The specialties and silos of medicine
I think perhaps it relates to the specialties and silos of medicine as we know it today. In the case of my hamstring tear, the PCP had no idea but guessed it was spine-related and sent me to an orthopedist. That physician was totally zeroed in on the spine, despite my very exact pinpointing of the pain being in the area of my hamstring. Thankfully, I did not add my rheumatologist into the mix. Who knows where else this could have gone, which translates into what medications, treatments, etc., might have been suggested.

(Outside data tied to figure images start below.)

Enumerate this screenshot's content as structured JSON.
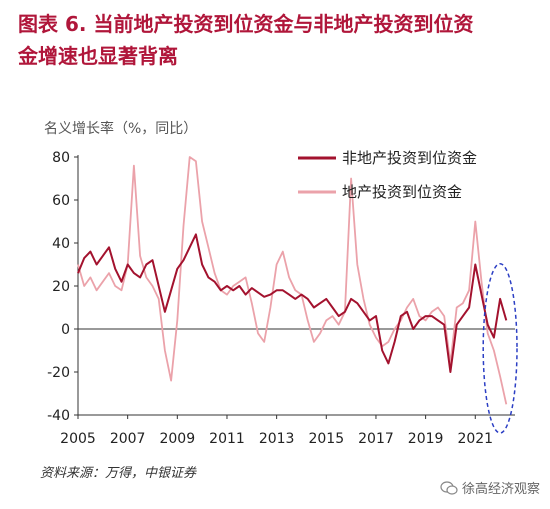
{
  "header": {
    "figure_no": "图表 6.",
    "title_line1": "当前地产投资到位资金与非地产投资到位资",
    "title_line2": "金增速也显著背离"
  },
  "footer": {
    "source": "资料来源：万得，中银证券",
    "watermark": "徐高经济观察"
  },
  "colors": {
    "title": "#b0163a",
    "non_real_estate": "#a3122e",
    "real_estate": "#eba2aa",
    "highlight_ellipse": "#2c3fc4"
  },
  "icons": {
    "watermark": "wechat-icon"
  },
  "chart_data": {
    "type": "line",
    "ylabel": "名义增长率（%，同比）",
    "xlabel": "",
    "ylim": [
      -40,
      80
    ],
    "yticks": [
      -40,
      -20,
      0,
      20,
      40,
      60,
      80
    ],
    "xlim": [
      2005,
      2022.6
    ],
    "xticks": [
      2005,
      2007,
      2009,
      2011,
      2013,
      2015,
      2017,
      2019,
      2021
    ],
    "grid": false,
    "legend": "top-right",
    "highlight": {
      "type": "ellipse",
      "x_range": [
        2021.4,
        2022.6
      ],
      "y_range": [
        -40,
        22
      ]
    },
    "series": [
      {
        "name": "非地产投资到位资金",
        "color": "#a3122e",
        "x": [
          2005.0,
          2005.25,
          2005.5,
          2005.75,
          2006.0,
          2006.25,
          2006.5,
          2006.75,
          2007.0,
          2007.25,
          2007.5,
          2007.75,
          2008.0,
          2008.25,
          2008.5,
          2008.75,
          2009.0,
          2009.25,
          2009.5,
          2009.75,
          2010.0,
          2010.25,
          2010.5,
          2010.75,
          2011.0,
          2011.25,
          2011.5,
          2011.75,
          2012.0,
          2012.25,
          2012.5,
          2012.75,
          2013.0,
          2013.25,
          2013.5,
          2013.75,
          2014.0,
          2014.25,
          2014.5,
          2014.75,
          2015.0,
          2015.25,
          2015.5,
          2015.75,
          2016.0,
          2016.25,
          2016.5,
          2016.75,
          2017.0,
          2017.25,
          2017.5,
          2017.75,
          2018.0,
          2018.25,
          2018.5,
          2018.75,
          2019.0,
          2019.25,
          2019.5,
          2019.75,
          2020.0,
          2020.25,
          2020.5,
          2020.75,
          2021.0,
          2021.25,
          2021.5,
          2021.75,
          2022.0,
          2022.25
        ],
        "values": [
          26,
          33,
          36,
          30,
          34,
          38,
          28,
          22,
          30,
          26,
          24,
          30,
          32,
          20,
          8,
          18,
          28,
          32,
          38,
          44,
          30,
          24,
          22,
          18,
          20,
          18,
          20,
          16,
          19,
          17,
          15,
          16,
          18,
          18,
          16,
          14,
          16,
          14,
          10,
          12,
          14,
          10,
          6,
          8,
          14,
          12,
          8,
          4,
          6,
          -10,
          -16,
          -6,
          6,
          8,
          0,
          4,
          6,
          6,
          4,
          2,
          -20,
          2,
          6,
          10,
          30,
          16,
          2,
          -4,
          14,
          4
        ]
      },
      {
        "name": "地产投资到位资金",
        "color": "#eba2aa",
        "x": [
          2005.0,
          2005.25,
          2005.5,
          2005.75,
          2006.0,
          2006.25,
          2006.5,
          2006.75,
          2007.0,
          2007.25,
          2007.5,
          2007.75,
          2008.0,
          2008.25,
          2008.5,
          2008.75,
          2009.0,
          2009.25,
          2009.5,
          2009.75,
          2010.0,
          2010.25,
          2010.5,
          2010.75,
          2011.0,
          2011.25,
          2011.5,
          2011.75,
          2012.0,
          2012.25,
          2012.5,
          2012.75,
          2013.0,
          2013.25,
          2013.5,
          2013.75,
          2014.0,
          2014.25,
          2014.5,
          2014.75,
          2015.0,
          2015.25,
          2015.5,
          2015.75,
          2016.0,
          2016.25,
          2016.5,
          2016.75,
          2017.0,
          2017.25,
          2017.5,
          2017.75,
          2018.0,
          2018.25,
          2018.5,
          2018.75,
          2019.0,
          2019.25,
          2019.5,
          2019.75,
          2020.0,
          2020.25,
          2020.5,
          2020.75,
          2021.0,
          2021.25,
          2021.5,
          2021.75,
          2022.0,
          2022.25
        ],
        "values": [
          30,
          20,
          24,
          18,
          22,
          26,
          20,
          18,
          30,
          76,
          34,
          24,
          20,
          14,
          -10,
          -24,
          4,
          48,
          80,
          78,
          50,
          38,
          26,
          18,
          16,
          20,
          22,
          24,
          12,
          -2,
          -6,
          10,
          30,
          36,
          24,
          18,
          16,
          4,
          -6,
          -2,
          4,
          6,
          2,
          8,
          70,
          30,
          14,
          2,
          -4,
          -8,
          -6,
          0,
          4,
          10,
          14,
          6,
          4,
          8,
          10,
          6,
          -16,
          10,
          12,
          18,
          50,
          22,
          -2,
          -10,
          -22,
          -35
        ]
      }
    ]
  }
}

By eventually being treated by a physical therapist, I had the benefit of seeing someone who treats the whole body and, as a result, does not come at from a “specialty” perspective.
Being our own best advocates
The lesson here for me was that, as with so much of our disease management, we have to be our own best advocates, keep in mind these specialty hurdles, so that we can sort through which advice to take and which to let go.
Be specific when communicating
We also have to be very specific about our symptoms, how the issue manifested, the potential cause (in my case an exercise overdo). In my experience, doctors do not always ask the most relevant questions to the situation so they can use some help in that department. They tend to see patients through the lens of their expertise, which is not surprising. But if we remember all of these things then, we should be able to get to a successful diagnosis and treatment.